Você falou do pessoal da sua geração, que tem uma preocupação forte com a palavra, e isso é uma coisa que, guardadas as óbvias exceções, sempre esteve presente na música brasileira, independentemente do gênero. O rock dos anos 80 tinha isso também, de modo geral, mas era uma estética derivativa, em letra e som, de coisas gringas. Você acha que de lá para cá, e em especial nos tempos mais recentes, as letras do rock brasileiro, mainstream ou não, ganharam uma identidade mais particular, mais sólida?

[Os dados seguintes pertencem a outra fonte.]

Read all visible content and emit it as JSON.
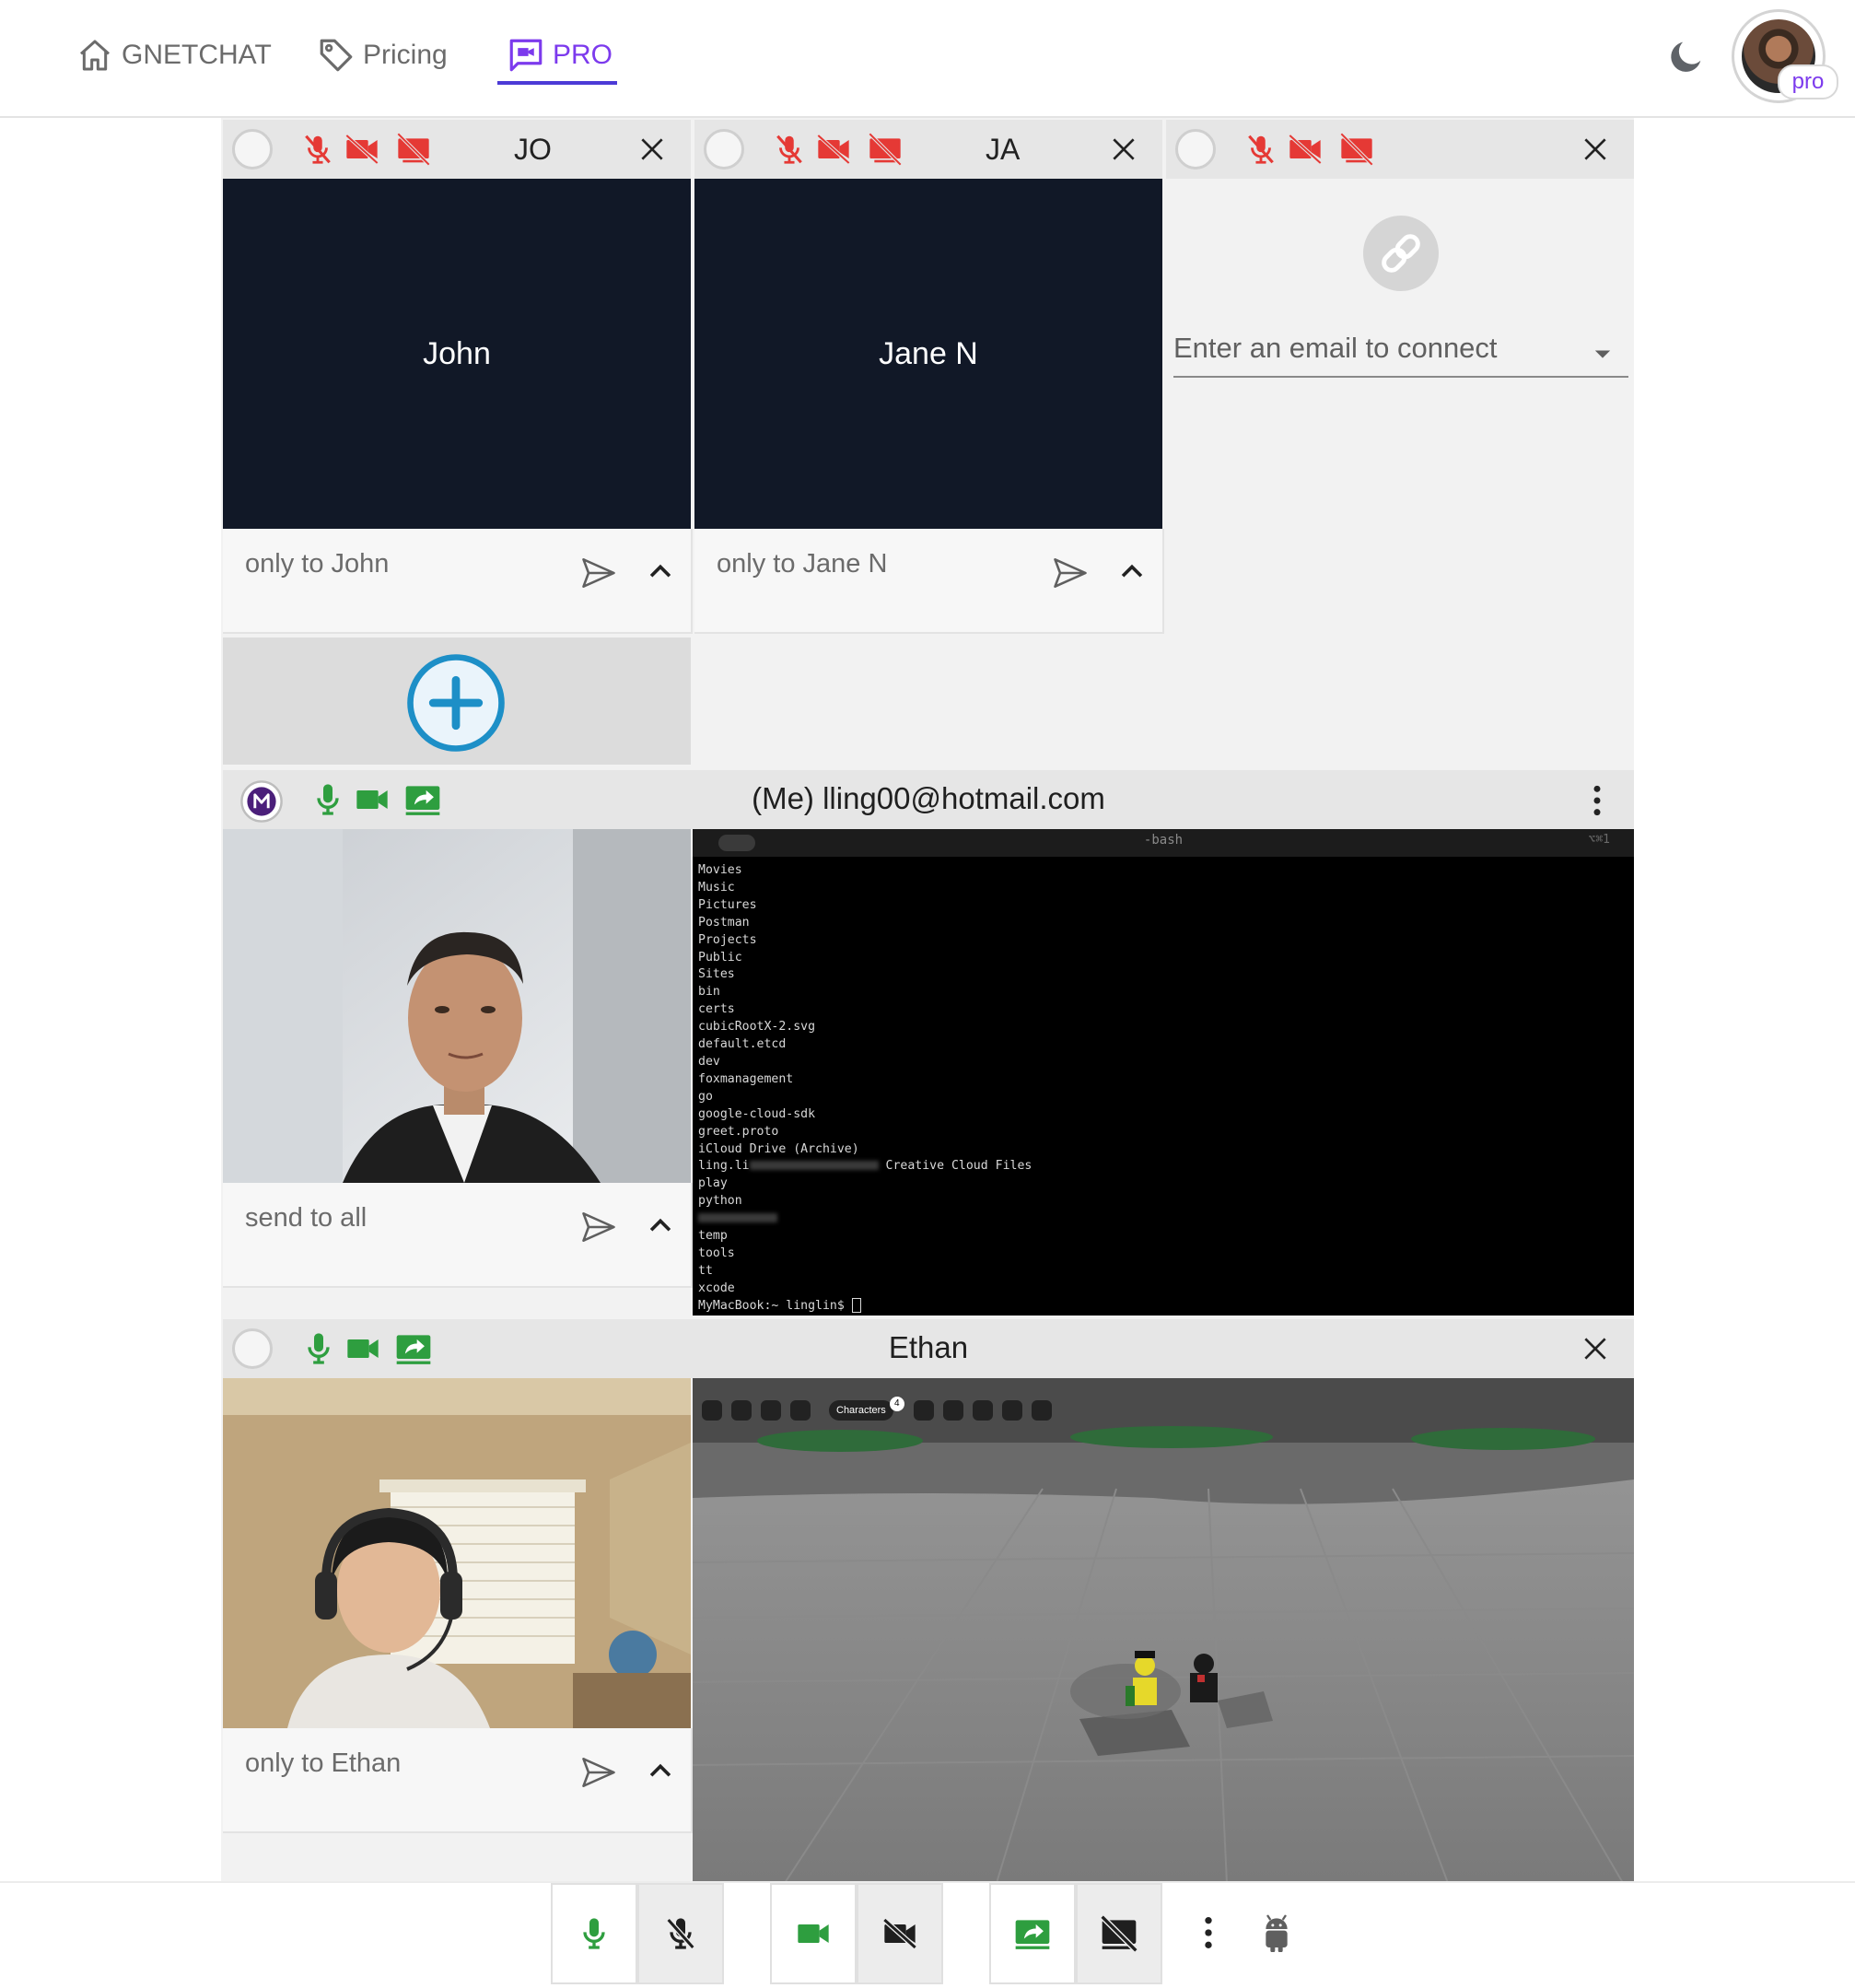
{
  "nav": {
    "brand": "GNETCHAT",
    "pricing": "Pricing",
    "pro": "PRO",
    "avatar_badge": "pro"
  },
  "peers": [
    {
      "initials": "JO",
      "display_name": "John",
      "message_placeholder": "only to John"
    },
    {
      "initials": "JA",
      "display_name": "Jane N",
      "message_placeholder": "only to Jane N"
    }
  ],
  "connect": {
    "placeholder": "Enter an email to connect"
  },
  "me": {
    "title": "(Me) lling00@hotmail.com",
    "message_placeholder": "send to all",
    "terminal": {
      "title": "-bash",
      "shortcut": "⌥⌘1",
      "lines": [
        "Movies",
        "Music",
        "Pictures",
        "Postman",
        "Projects",
        "Public",
        "Sites",
        "bin",
        "certs",
        "cubicRootX-2.svg",
        "default.etcd",
        "dev",
        "foxmanagement",
        "go",
        "google-cloud-sdk",
        "greet.proto",
        "iCloud Drive (Archive)",
        "ling.li",
        "play",
        "python",
        "",
        "temp",
        "tools",
        "tt",
        "xcode"
      ],
      "ling_suffix": "Creative Cloud Files",
      "prompt": "MyMacBook:~ linglin$ "
    }
  },
  "ethan": {
    "title": "Ethan",
    "message_placeholder": "only to Ethan",
    "game_toolbar_label": "Characters",
    "game_badge": "4"
  },
  "colors": {
    "accent_purple": "#7c3aed",
    "muted_red": "#e53935",
    "active_green": "#2e9e3f",
    "add_blue": "#1d8fc7",
    "video_dark": "#111827"
  },
  "icons": {
    "nav": [
      "home-icon",
      "tag-icon",
      "video-chat-icon"
    ],
    "header": [
      "moon-icon"
    ],
    "tile": [
      "mic-off-icon",
      "camera-off-icon",
      "screen-share-off-icon",
      "close-icon",
      "send-icon",
      "chevron-up-icon",
      "link-icon",
      "plus-circle-icon",
      "dropdown-arrow-icon"
    ],
    "row": [
      "mic-icon",
      "camera-icon",
      "screen-share-icon",
      "more-vertical-icon"
    ],
    "toolbar": [
      "mic-icon",
      "mic-off-icon",
      "camera-icon",
      "camera-off-icon",
      "screen-share-icon",
      "screen-share-off-icon",
      "more-vertical-icon",
      "android-icon"
    ]
  }
}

(hesita) Não sei dizer. (hesita novamente) Correndo o risco de parecer muito pretensioso, acho que não existe tanta preocupação coma letra. Existe uma preocupação com a autenticidade do sentimento, e acaba sendo algo conduzido como catarse. Não tem uma edição, uma lapidação, não tira as arestas que poderiam deixar aquilo melhor acabado. Veja, não estou dizendo que elas não têm valor, mas sim que predomina essa tendência de preferir a autenticidade em detrimento de estruturar melhor a letra. A música popular cantada tem peso igual ao música instrumental em que ela tá inserida. Um exemplo besta até: a Anitta vai lá e fala das “preparadas” e consegue uma relação com seu público, que compreende e se identifica. Então até nessa música mais comercial, de espaço pago, a letra tem um papel importante e fundamental. Eu acho que a letra deve ter um trabalho mais estrutural, mas seria pedante exigir que todo mundo queira a mesma coisa.

É curioso te ouvir falando de estrutura, porque em algumas canções do Judas a letra extrapola um pouco a métrica, quase como um cantador que usa a viola para contar sua história mais narrando que cantando.

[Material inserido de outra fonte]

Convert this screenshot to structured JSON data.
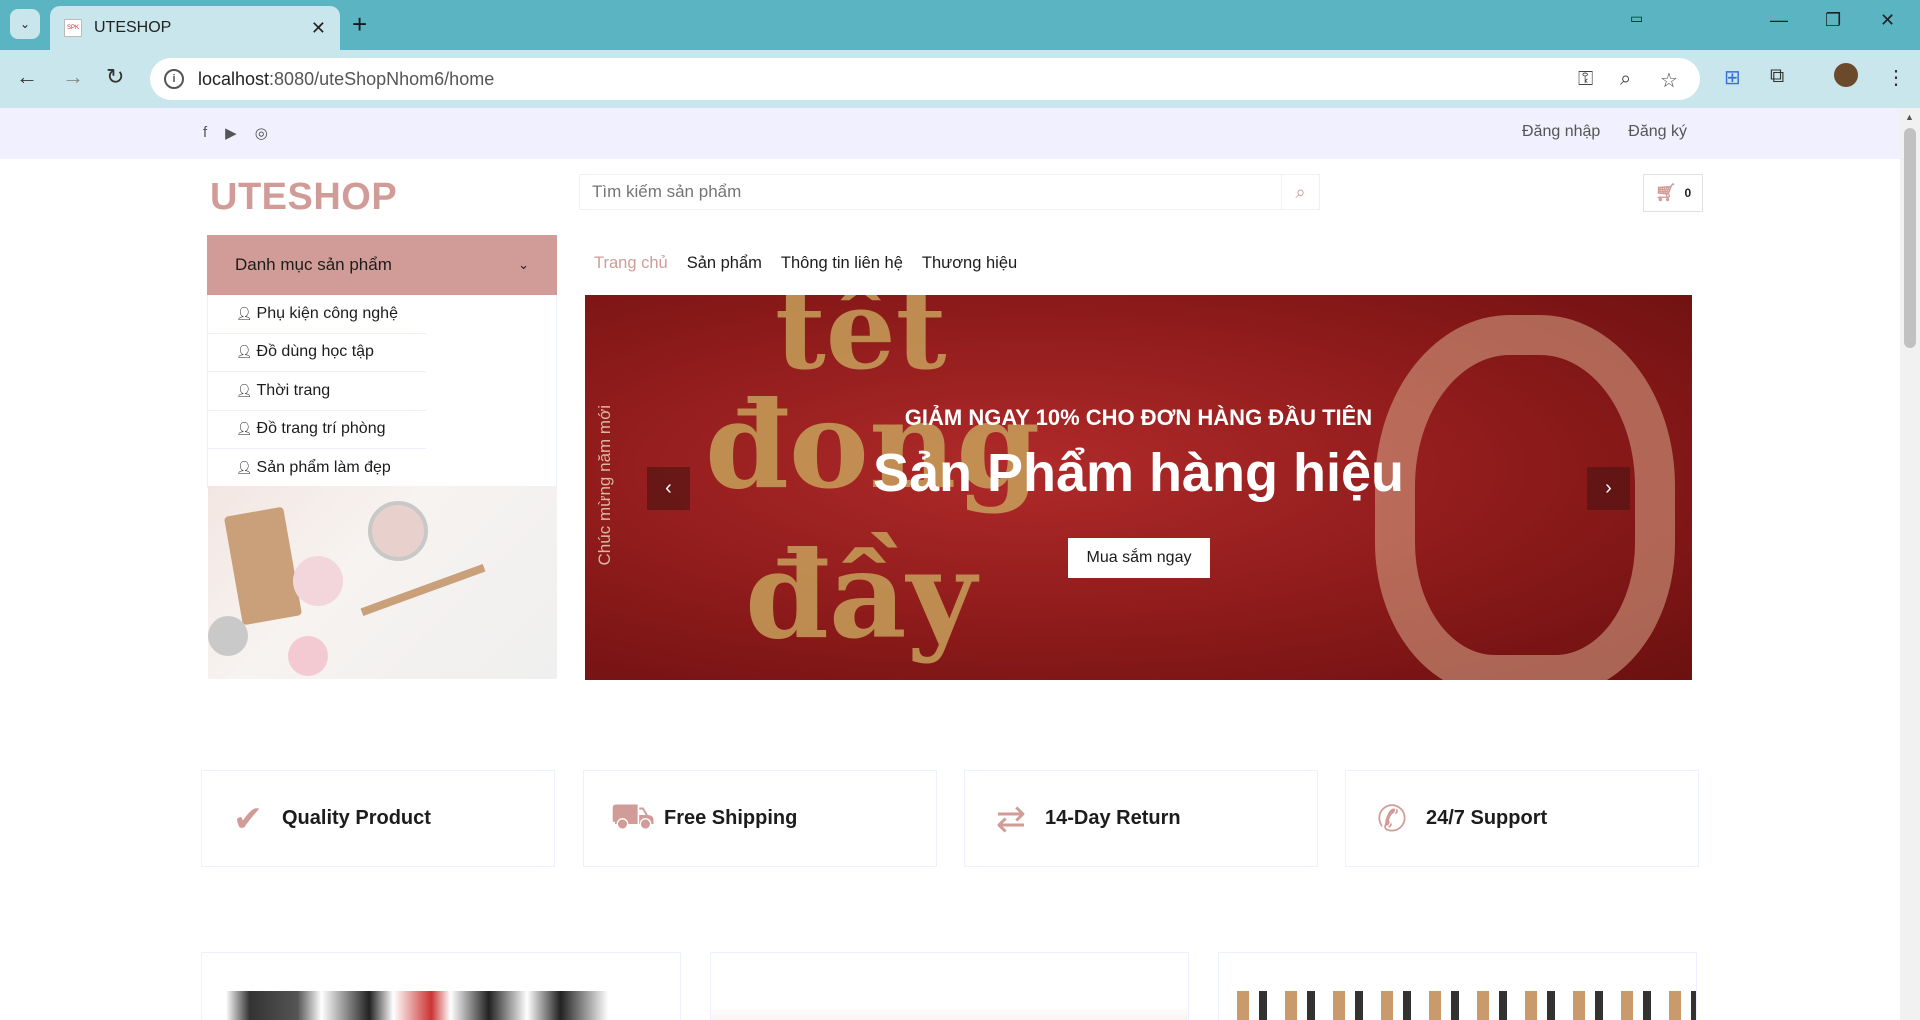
{
  "browser": {
    "tab_title": "UTESHOP",
    "url_host": "localhost",
    "url_path": ":8080/uteShopNhom6/home"
  },
  "topbar": {
    "social_icons": [
      "facebook-icon",
      "youtube-icon",
      "instagram-icon"
    ],
    "login": "Đăng nhập",
    "register": "Đăng ký"
  },
  "header": {
    "logo": "UTESHOP",
    "search_placeholder": "Tìm kiếm sản phẩm",
    "cart_count": "0"
  },
  "sidebar": {
    "heading": "Danh mục sản phẩm",
    "items": [
      {
        "label": "Phụ kiện công nghệ"
      },
      {
        "label": "Đồ dùng học tập"
      },
      {
        "label": "Thời trang"
      },
      {
        "label": "Đồ trang trí phòng"
      },
      {
        "label": "Sản phẩm làm đẹp"
      }
    ]
  },
  "nav": {
    "items": [
      {
        "label": "Trang chủ",
        "active": true
      },
      {
        "label": "Sản phẩm"
      },
      {
        "label": "Thông tin liên hệ"
      },
      {
        "label": "Thương hiệu"
      }
    ]
  },
  "banner": {
    "vertical_text": "Chúc mừng năm mới",
    "subheading": "GIẢM NGAY 10% CHO ĐƠN HÀNG ĐẦU TIÊN",
    "heading": "Sản Phẩm hàng hiệu",
    "cta": "Mua sắm ngay",
    "deco_line1": "tết",
    "deco_line2": "đong",
    "deco_line3": "đầy"
  },
  "features": [
    {
      "label": "Quality Product",
      "icon": "check-icon"
    },
    {
      "label": "Free Shipping",
      "icon": "truck-icon"
    },
    {
      "label": "14-Day Return",
      "icon": "exchange-icon"
    },
    {
      "label": "24/7 Support",
      "icon": "phone-icon"
    }
  ],
  "colors": {
    "primary": "#d19c97",
    "topbar_bg": "#f0f0ff",
    "banner_red": "#9c1f1f"
  }
}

Isso não aparece tanto, mas toda vez que a letra é um pouco maior vem por causa de algo do Judas que não é muito óbvio: a influência do rap. O rap e o hip hop tem letristas muito capazes. Mano Brown é um gênio na construção das palavras. Mas em geral eu costumo tentar respeitar a métrica, para ficar mais palatavelmente pop.

Isso também me chama a atenção, porque o Judas não é pop. Quer dizer, não é inacessível, não é hermético, mas é de assimilação imediata.

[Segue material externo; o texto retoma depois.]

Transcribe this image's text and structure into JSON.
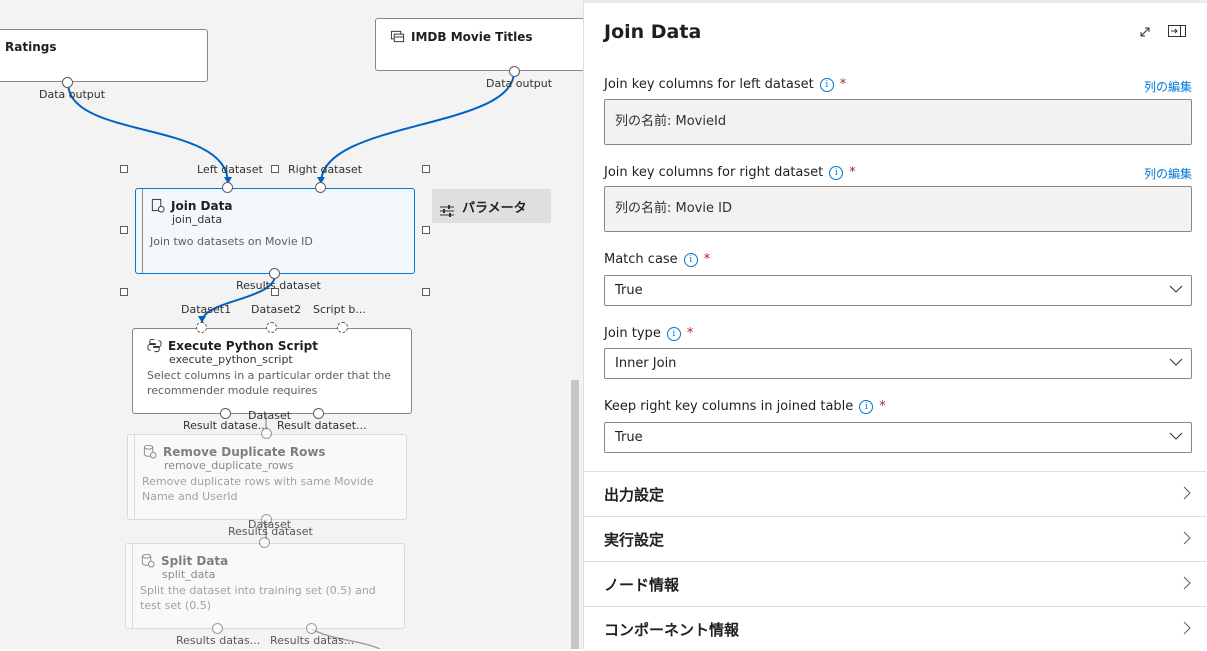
{
  "canvas": {
    "nodes": {
      "ratings": {
        "title": "Ratings",
        "output_label": "Data output"
      },
      "imdb": {
        "title": "IMDB Movie Titles",
        "output_label": "Data output"
      },
      "join": {
        "title": "Join Data",
        "subtitle": "join_data",
        "description": "Join two datasets on Movie ID",
        "in_left": "Left dataset",
        "in_right": "Right dataset",
        "out": "Results dataset"
      },
      "python": {
        "title": "Execute Python Script",
        "subtitle": "execute_python_script",
        "description": "Select columns in a particular order that the recommender module requires",
        "in1": "Dataset1",
        "in2": "Dataset2",
        "in3": "Script b...",
        "out1": "Result datase...",
        "out2": "Result dataset..."
      },
      "dedup": {
        "title": "Remove Duplicate Rows",
        "subtitle": "remove_duplicate_rows",
        "description": "Remove duplicate rows with same Movide Name and UserId",
        "in": "Dataset",
        "out": "Results dataset"
      },
      "split": {
        "title": "Split Data",
        "subtitle": "split_data",
        "description": "Split the dataset into training set (0.5) and test set (0.5)",
        "in": "Dataset",
        "out1": "Results datas...",
        "out2": "Results datas..."
      }
    },
    "param_button": "パラメータ"
  },
  "panel": {
    "title": "Join Data",
    "fields": {
      "left_key": {
        "label": "Join key columns for left dataset",
        "value": "列の名前: MovieId",
        "edit": "列の編集"
      },
      "right_key": {
        "label": "Join key columns for right dataset",
        "value": "列の名前: Movie ID",
        "edit": "列の編集"
      },
      "match_case": {
        "label": "Match case",
        "value": "True"
      },
      "join_type": {
        "label": "Join type",
        "value": "Inner Join"
      },
      "keep_right": {
        "label": "Keep right key columns in joined table",
        "value": "True"
      }
    },
    "sections": [
      "出力設定",
      "実行設定",
      "ノード情報",
      "コンポーネント情報"
    ]
  },
  "colors": {
    "accent": "#0078d4",
    "required": "#a4262c",
    "canvas_bg": "#f3f3f3"
  },
  "icons": {
    "dataset": "dataset-icon",
    "module": "module-icon",
    "python": "python-icon",
    "expand": "expand-icon",
    "dock": "dock-panel-icon",
    "params": "sliders-icon",
    "info": "info-icon",
    "chevron": "chevron-icon"
  }
}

Eu digo isso considerando que The Who, Kinks, Beatles, Rolling Stones, são pop. Hoje em dia o pop é visto como uma coisa chiclete, de vida breve. Mas acho que a galera meio que subestima a inteligência do ouvinte hoje em dia. Não deveria ser surpresa que um cara como Kendrick Lamar faça sucesso, ele é foda. Mas a galera se surpreende: “nossa, um cara bom, e que conseguiu fazer sucesso”. A boa música pop consegue ser transgressora e acessível ao mesmo tempo. Não sei se a gente teve capacidade de conseguir isso com o “Nonada”, mas é o que gente quer. Todo mundo faz música para ser ouvido, ninguém faz só para si. Como disse, não sei se já temos isso agora. Quem sabe no próximo disco (risos)…

Por falar nisso, vocês não viajaram muito com o “Nonada”, não é? O plano é seguir trabalhando com ele, ou já pensar no sucessor?
A banda mudou de formação. Dos integrantes do disco, alguns viajaram, outros se mudaram… Atualmente, estamos tocando bastante em Brasília, Goiânia e Anapólis. Estamos tentando ir para São Paulo, o “Nonada” ainda nos qualifica para o Prata da Casa lá no SESC Pompéia, estamos buscando também o circuito de festivais, mas parece que nesse ano houve uma retraída. Fora São Paulo, parece que o país todo está vivendo um ano esquisito. Se é que podemos dizer assim, pretendemos ter 80% de trabalho com o “Nonada” e 20% de novas canções. A banda está com toda essa galera nova, com uma informação musical muito rica, e temos que ter uma “fotografia” dela agora, ou seja, um disco. A gente tá pensando em um EPzinho, ou mesmo um compacto, para poder com essa nova formação.